Summertime fishing can be a time of plenty or an exercise in frustration, depending on what you are fishing for and when, where and how you do it. Bass, of course, are the game fish that are the most synonymous with the hot and sometimes humid days of summer. Both largemouths and smallmouths do fine in the tepid water temperatures so typical of this time of year, but during the summer, bigger bass tend to be easier to catch during the low-light periods of dusk or dawn or after dark. And for bass anglers, those are also the most pleasant times to be on the water, especially during the heat wave we have experienced in recent weeks.
That doesn't mean, however, that you can't catch bass during the day in the summer; you just have to make some adjustments in strategy and tactics. I personally believe that bass do a lot more feeding during the day in the summer than most anglers are willing to give them credit for. Just because they aren't eating what we might be throwing at them doesn't mean they aren't eating.
Here in the northern latitudes, the metabolism of bass peaks in the warm water of summer. During those few months is when bass will consume more food and pack on more weight than the rest of the year combined. And practically every form of prey a bass will feed on is also most abundant and available right now as well. This combination of circumstance is undoubtedly what has earned the bass one of its more appropriate nicknames, "the mouth that swims."
Because nature provides bass with a veritable bounty of food sources in the summer, these highly effective predators don't have to work too hard to make living right now. That is why so-called finesse fishing can be the most successful approach. To catch bass during the day, think: subtle, slower and smaller.
The fish seem to know instinctively now that it is not necessary to chase their food all over the lake, but rather to wait and ambush prey. In simplest terms, the fish are conditioned to wait for an easy meal, so give them what they are looking for. Choose lures that can be fished slowly and precisely around the cover or structure where bass are likely to be hanging out. Soft-plastic baits such as worms, tubes and lizards are all excellent choices for such work.

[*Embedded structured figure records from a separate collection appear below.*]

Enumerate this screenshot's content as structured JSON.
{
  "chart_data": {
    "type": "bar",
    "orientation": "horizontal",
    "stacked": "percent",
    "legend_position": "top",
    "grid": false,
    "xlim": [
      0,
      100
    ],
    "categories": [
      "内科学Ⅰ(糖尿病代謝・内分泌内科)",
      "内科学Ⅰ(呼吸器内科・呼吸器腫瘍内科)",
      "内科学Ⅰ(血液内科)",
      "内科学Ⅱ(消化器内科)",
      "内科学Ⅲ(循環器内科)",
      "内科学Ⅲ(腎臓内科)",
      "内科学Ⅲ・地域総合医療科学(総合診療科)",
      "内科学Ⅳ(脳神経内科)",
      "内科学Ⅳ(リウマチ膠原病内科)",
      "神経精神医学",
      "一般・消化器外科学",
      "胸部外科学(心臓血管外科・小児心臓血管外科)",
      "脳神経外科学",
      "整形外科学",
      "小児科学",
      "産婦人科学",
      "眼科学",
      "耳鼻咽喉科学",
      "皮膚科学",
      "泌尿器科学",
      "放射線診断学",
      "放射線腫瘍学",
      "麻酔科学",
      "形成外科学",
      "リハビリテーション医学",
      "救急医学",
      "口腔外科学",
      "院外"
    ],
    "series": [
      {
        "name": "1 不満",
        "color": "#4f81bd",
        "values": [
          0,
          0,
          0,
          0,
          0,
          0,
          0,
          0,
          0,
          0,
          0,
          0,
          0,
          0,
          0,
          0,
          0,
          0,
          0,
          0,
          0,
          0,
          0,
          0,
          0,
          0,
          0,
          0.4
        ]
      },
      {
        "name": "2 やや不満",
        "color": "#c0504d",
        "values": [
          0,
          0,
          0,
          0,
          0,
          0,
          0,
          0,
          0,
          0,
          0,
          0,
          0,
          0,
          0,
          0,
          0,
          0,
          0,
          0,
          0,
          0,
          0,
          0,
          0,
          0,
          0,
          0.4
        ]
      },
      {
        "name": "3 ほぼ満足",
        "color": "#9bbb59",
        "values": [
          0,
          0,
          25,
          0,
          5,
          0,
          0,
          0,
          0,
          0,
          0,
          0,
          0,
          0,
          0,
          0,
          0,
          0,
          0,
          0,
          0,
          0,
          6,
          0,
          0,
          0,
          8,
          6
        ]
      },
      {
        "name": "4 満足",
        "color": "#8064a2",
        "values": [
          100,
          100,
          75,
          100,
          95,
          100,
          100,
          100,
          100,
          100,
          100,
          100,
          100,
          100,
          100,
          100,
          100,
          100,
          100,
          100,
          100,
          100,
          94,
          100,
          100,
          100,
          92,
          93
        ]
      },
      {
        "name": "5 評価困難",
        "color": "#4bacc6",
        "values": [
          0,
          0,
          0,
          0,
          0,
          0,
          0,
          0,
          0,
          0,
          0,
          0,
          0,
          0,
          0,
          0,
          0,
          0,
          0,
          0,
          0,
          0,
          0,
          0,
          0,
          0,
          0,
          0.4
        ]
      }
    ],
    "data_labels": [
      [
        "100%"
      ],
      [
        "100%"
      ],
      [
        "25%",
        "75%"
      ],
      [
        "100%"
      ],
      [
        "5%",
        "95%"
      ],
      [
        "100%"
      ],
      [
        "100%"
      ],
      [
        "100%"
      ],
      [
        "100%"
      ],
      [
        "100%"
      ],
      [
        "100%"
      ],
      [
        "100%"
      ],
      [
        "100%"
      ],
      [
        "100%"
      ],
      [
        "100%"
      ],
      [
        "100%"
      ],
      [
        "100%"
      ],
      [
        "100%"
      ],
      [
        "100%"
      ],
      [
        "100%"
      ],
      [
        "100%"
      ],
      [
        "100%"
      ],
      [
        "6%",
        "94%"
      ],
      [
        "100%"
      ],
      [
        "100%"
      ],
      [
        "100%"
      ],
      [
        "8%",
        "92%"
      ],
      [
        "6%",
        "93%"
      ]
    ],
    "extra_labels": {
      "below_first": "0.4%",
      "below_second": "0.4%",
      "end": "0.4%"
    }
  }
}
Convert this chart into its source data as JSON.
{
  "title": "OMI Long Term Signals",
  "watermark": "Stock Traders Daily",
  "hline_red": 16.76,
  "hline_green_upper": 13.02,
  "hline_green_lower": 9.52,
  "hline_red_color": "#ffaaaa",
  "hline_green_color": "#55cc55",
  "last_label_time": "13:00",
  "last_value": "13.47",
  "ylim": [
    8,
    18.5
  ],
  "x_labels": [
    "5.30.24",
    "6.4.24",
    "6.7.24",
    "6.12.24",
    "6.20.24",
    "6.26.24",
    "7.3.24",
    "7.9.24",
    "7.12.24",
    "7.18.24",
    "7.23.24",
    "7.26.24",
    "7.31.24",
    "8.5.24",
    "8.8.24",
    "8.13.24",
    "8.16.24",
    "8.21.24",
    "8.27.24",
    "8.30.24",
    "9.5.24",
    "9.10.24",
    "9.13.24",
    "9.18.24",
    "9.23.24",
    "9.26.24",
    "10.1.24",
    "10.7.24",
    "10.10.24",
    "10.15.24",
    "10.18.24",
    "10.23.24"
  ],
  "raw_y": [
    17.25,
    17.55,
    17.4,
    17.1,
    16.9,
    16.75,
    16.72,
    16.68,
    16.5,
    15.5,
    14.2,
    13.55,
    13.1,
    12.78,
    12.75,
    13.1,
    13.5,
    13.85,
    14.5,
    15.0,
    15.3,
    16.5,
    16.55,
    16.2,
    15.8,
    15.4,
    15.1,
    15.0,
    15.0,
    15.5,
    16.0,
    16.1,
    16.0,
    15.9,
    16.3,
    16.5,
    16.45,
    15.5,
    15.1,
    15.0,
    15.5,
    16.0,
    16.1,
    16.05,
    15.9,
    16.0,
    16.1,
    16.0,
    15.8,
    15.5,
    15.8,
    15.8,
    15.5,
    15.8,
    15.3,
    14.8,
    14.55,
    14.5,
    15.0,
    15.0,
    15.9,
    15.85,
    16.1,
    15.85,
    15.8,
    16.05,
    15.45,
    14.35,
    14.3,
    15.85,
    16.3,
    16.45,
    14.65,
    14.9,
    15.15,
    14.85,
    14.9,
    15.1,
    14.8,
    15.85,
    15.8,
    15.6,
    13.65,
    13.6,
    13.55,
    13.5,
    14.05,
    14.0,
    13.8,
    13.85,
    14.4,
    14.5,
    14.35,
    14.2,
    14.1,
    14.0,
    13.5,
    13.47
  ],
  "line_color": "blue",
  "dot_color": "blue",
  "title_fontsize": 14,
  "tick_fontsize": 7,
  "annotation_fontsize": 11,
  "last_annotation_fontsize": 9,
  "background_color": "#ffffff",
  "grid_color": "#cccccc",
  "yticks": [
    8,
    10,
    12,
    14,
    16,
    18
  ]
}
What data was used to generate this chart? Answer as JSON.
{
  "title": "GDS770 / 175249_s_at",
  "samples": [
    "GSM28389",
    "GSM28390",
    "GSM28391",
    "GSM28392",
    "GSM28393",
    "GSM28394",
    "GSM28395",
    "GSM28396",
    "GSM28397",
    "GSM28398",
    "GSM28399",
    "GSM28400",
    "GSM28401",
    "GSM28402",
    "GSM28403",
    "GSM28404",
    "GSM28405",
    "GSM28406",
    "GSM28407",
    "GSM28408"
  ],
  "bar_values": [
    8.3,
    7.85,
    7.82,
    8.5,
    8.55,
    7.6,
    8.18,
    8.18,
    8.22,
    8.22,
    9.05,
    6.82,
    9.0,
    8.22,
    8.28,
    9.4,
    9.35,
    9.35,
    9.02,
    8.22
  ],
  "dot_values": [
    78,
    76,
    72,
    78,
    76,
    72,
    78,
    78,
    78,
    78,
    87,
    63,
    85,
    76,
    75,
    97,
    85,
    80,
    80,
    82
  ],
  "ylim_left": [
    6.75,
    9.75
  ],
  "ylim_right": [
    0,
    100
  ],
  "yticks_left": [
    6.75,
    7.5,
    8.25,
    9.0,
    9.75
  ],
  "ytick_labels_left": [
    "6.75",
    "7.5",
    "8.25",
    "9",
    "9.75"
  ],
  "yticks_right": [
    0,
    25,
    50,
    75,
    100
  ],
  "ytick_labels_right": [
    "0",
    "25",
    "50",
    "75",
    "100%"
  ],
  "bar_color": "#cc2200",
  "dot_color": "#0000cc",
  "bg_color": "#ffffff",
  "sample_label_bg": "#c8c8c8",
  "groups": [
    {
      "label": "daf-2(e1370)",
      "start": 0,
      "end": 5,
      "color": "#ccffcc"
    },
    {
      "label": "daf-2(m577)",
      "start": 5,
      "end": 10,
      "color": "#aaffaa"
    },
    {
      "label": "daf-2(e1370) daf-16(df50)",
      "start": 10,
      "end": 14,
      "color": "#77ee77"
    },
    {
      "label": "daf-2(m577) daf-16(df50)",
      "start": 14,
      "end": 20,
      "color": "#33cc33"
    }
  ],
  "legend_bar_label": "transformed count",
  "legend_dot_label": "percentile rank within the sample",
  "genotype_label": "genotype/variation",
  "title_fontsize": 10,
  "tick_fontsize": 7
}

Downsizing your lures can also increase fishing success in the summer. Instead of six- or seven-inch worms or lizards, go with four-inch versions of those baits. Some manufacturers also so-called teaser tubes that measure about 2 3/4-inch long are slightly smaller than the conventional 3 1/2-inch tubes.
For years, my favorite summertime crankbait has been the Cotton Cordell Big O in the 1/4-ounce size. This shallow-running lure is about 2 inches long. When I need a smaller crankbait that dives a little deeper than the Big O, I now go with the Strike King Bleeding Bait in the size they call a Mini 3. Two years ago I found another diminutive crankbait from Bass Pro Shops called the Micro Light. It is just 1 3/8 inches long and weighs just 1/6 ounce, but this tiny lure can be magic at times, especially for river smallmouths in low, clear, water.
It might seem more logical that the bass would prefer a bigger meal at this time of year when they are chowing down the heaviest. For sure, there are times when a bass will successfully attack and eat almost anything it can swallow. But I think there are several reasons why summer bass can be easy to tempt with smaller offerings.
The water in many lakes tends to be clear in the summer, giving bass a better look than usual at any lure they see. A bigger lure will be even easier to see, and possibly easier to detect as a fake and something to be avoided, especially on those waters that see a lot of fishing pressure. The young of the year minnows, frogs and other aquatic critters that bass eat are often still not full grown by midsummer, so the bass are seeing a lot of smaller prey. Therefore, using smaller lures matches the size of more natural foods this time of year.
Of course, there will be those days that the bass will ignore even the best summer tactics and lures we can present them. That's when a session of still-fishing for catfish or carp might be in order. Prop up a couple of rods on some forked sticks, settle back in a folding chair with your favorite cold beverage, and let the fish do the work.